My mother, aunt, grandfather, and I drove the 8 hours from Fort Fun through Wyoming and the Dakotas to this tiny town where my grandfather was born and lived for six years until his father decided that Colorado was the place to be. By that time, Fred Sr. had a son old enough to run the North Dakota farm, and a wife stubborn enough to drag all of her chickens down to Colorado in a coop hitched to the back of the wobbly Hudson with spoked wheels that came off of their own accord and brakes so absent they required meticulous downshifting. And every time I thought of my origins there in North Dakota those same origins were moving south to Colorado.

It didn't take long to feel like an alien. No, Aunt Jill, I don't talk to God, but neither have I suffered the torture of breast cancer. No, Uncle Floyd I don't have a boyfriend and I don't plan on marrying, but neither have I witnessed a marriage worth emulating. No, Cousin Bryce, I haven't cultivated a special dish to attract men, not like your Yvonne and her hamburger casserole. No, Cousin Gordon, I'm not afraid of the city and I don't believe in God and she's my girlfriend goddammit not my roommate. Farm life didn't glow with timelessness for me, but I could see how it could. Though they told me they were proud, my precious education didn't mean much up there, but that seemed as it should. My teal eyeshadow was likened to a dye job on a cow, but somehow I knew it would.

I met (Georg(e)tte) on the fuzzy lip of Amidon, just past Georgia's and the Owl, the most famous (only) restaurant for miles around. I didn't have a car, he/she did, but neither of us were going anywhere. It didn't take me long to realize that a transexual mannequin faux-cop like (Georg(e)tte) knows something about worldliness. He/she spent some time describing recent additions to his/her car, how he/she received a scarf in winter, the new glasses stolen by an ex-partner who'd run off to Bismarck.

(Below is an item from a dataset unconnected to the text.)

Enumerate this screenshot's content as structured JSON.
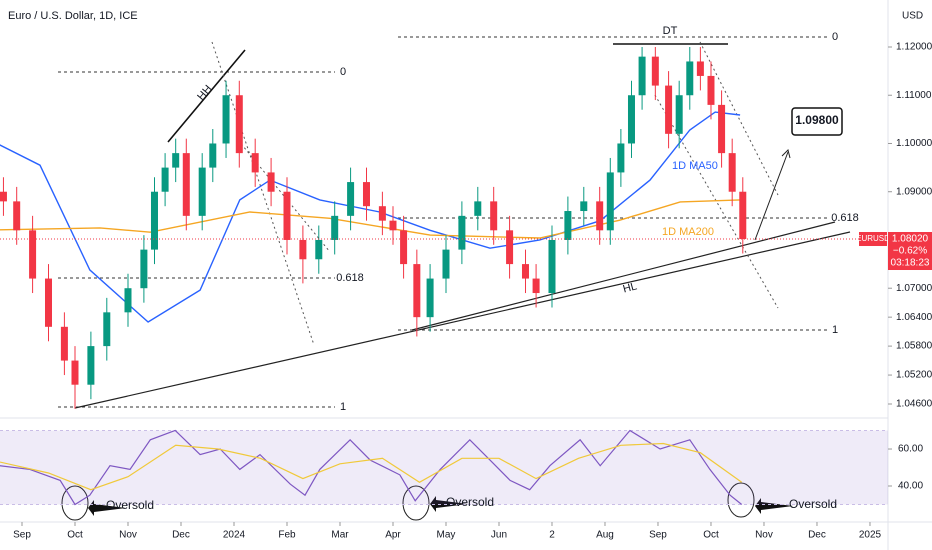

We sat with the spiders in the squad car, watching cars race then slow then race on by. It was when I decided to go home that (Georg(e)tte) offered me the consolation prize: a short celebration of the necessity of surprise, discomfort, indignation, and humor. As I lingered outside his/her window, he/she slumped over suddenly, striking the car's horn with his/her pointy powdered-looking nose.